Debezium Engine with Kafka

159 views

Skip to first unread message

Clemens Diebold

unread,

Jan 22, 2021, 4:06:36 AM1/22/21

to debezium

Hey everyone :)

I have some questions regarding the Debezium Engine:

I saw a few blog posts about Debezium Engine in combination with Spring Boot. Do you have further experiences if it works fine?

On a platform like Cloudfoundry, you typically have multiple instances running of a microservice. I know there are solutions e. g. to restrict the execution of a job to one instance. This should also work to run the engine only in one of the instances to avoid problems. However, are there also some built-in capabilities that solve this or is it may possible to parallelize the engine execution over multiple instances?

I get to know Debezium coming from Kafka and would like to use it for the implementation of the outbox pattern. Unfortunately I have no Kafka Connect cluster available so I am searching for different options to run the Debezium Connector. I know the Debezium Engine is not made with the focus of sending events to Kafka but is it still possible? If yes, can I use the same transaction of the KafkaOffsetBackingStore to send my custom events for reaching the quality of the outbox pattern?

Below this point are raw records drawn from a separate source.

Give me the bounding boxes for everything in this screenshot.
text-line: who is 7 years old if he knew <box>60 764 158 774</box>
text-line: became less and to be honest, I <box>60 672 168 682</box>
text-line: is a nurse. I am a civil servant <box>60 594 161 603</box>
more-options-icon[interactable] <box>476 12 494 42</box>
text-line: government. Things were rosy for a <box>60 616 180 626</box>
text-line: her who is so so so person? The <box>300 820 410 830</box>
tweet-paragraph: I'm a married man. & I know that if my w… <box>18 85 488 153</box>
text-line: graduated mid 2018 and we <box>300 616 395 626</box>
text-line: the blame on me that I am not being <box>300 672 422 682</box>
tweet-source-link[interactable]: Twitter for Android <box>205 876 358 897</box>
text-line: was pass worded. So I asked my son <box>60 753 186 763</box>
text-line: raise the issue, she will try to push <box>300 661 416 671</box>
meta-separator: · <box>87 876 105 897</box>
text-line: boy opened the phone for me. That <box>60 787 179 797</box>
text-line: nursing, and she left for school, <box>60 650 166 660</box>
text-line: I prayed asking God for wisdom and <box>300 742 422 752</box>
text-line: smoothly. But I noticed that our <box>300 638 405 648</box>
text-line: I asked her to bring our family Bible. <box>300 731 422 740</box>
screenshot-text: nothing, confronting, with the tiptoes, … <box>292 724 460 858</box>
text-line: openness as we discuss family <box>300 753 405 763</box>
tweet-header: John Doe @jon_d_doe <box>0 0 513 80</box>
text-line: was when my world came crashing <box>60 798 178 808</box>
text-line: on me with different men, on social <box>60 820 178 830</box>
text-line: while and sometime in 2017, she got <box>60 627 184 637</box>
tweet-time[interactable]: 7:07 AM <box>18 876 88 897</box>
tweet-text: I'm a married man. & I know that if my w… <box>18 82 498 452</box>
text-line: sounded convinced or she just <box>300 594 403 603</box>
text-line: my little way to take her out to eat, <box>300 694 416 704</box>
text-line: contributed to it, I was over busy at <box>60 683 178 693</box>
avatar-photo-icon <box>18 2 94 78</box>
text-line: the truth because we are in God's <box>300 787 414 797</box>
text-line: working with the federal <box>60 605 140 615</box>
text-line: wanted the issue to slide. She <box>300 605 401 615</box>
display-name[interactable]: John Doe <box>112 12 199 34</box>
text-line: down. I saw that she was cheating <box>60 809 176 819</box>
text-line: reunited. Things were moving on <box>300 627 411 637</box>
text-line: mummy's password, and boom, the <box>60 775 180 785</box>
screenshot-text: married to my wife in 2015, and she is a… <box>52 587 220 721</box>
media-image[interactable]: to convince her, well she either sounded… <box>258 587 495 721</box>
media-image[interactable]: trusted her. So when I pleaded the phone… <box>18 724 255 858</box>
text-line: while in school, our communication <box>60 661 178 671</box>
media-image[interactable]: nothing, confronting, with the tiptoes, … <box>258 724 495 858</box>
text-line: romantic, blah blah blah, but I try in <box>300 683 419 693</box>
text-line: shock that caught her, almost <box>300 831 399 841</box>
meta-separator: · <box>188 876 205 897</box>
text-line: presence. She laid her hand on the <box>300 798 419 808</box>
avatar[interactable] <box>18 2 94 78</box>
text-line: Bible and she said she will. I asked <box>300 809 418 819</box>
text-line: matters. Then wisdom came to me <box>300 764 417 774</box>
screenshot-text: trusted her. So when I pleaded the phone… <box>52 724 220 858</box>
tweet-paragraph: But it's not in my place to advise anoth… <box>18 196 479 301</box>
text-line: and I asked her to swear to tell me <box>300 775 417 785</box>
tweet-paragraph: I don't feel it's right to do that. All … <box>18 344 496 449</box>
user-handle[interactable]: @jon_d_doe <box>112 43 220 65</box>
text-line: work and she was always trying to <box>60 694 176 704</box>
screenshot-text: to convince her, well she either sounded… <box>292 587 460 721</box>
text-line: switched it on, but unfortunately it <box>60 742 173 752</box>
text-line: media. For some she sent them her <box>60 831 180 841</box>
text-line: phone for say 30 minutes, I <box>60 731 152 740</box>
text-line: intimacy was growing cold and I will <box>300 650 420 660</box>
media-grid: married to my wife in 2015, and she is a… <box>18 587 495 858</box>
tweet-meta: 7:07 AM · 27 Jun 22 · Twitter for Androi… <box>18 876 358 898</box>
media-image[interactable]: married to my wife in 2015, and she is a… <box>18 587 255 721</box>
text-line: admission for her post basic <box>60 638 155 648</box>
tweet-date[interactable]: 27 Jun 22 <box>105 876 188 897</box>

Are there other options to run the Debezium Connector without Connect Cluster? I read the Debezium Server is a standalone solution but only recommended for Kinesis and others but not Kafka.

Thanks a lot!

Clemens

Gunnar Morling

unread,

Jan 22, 2021, 4:34:58 AM1/22/21

to debezium

Hi Clemens,

Answers inline.

Best,

--Gunnar

deve...@clemensdiebold.de schrieb am Freitag, 22. Januar 2021 um 10:06:36 UTC+1:

Hey everyone :)

I have some questions regarding the Debezium Engine:

I saw a few blog posts about Debezium Engine in combination with Spring Boot. Do you have further experiences if it works fine?

I personally don't, but perhaps others here do. I would pretty much expect things to "just work (TM)". If you wanted to, you could e.g. set up a bean definition (or whatever the right term in Spring is), so to inject the embedded engine into other beans.

On a platform like Cloudfoundry, you typically have multiple instances running of a microservice. I know there are solutions e. g. to restrict the execution of a job to one instance. This should also work to run the engine only in one of the instances to avoid problems. However, are there also some built-in capabilities that solve this or is it may possible to parallelize the engine execution over multiple instances?

Ah, that's a very interesting point. Debezium doesn't have any built-in primitives for making sure only one instance of a set of of application instances runs the embedded engine. And I'd argue Debezium itself isn't the right place to implement that, as it is independent from any application stacks or platforms. So you should keep using what your stack or platform provides. That's the beauty of using Kafka, you'd this "for free" by means of setting up a consumer group.

In terms of parallelization, you can set up distinct filter configurations, so one connector instance captures tables A and B, and another instance C and D. Just keep in mind you're tailing the log multiple times, so there's a bit more work for the source database.

I get to know Debezium coming from Kafka and would like to use it for the implementation of the outbox pattern. Unfortunately I have no Kafka Connect cluster available so I am searching for different options to run the Debezium Connector. I know the Debezium Engine is not made with the focus of sending events to Kafka but is it still possible?

Yes, you have full flexibility in terms of what you do in the event handler method, so you could also send a message to Kafka.

If yes, can I use the same transaction of the KafkaOffsetBackingStore to send my custom events for reaching the quality of the outbox pattern?

Same transaction as what? Debezium reads from the TX log, there's no regular database TX involved here. Or do you mean transactions when writing to Kafka? If so, that's not something Debezium takes advantage of atm. Guarantees are "at least once" typically, i.e. offsets are committed in intervals, so after an unclean connector restart you may consume a few messages a second time.

Are there other options to run the Debezium Connector without Connect Cluster? I read the Debezium Server is a standalone solution but only recommended for Kinesis and others but not Kafka.

That would have been my next proposal: implementing an outbound adaptor for Debezium Server, akin to the ones for Kinesis, EventHubs etc. If you use MongoDB, keep in mind though you wouldn't be able to benefit from distributing tasks across multiple nodes, as it's the case with Kafka Connect.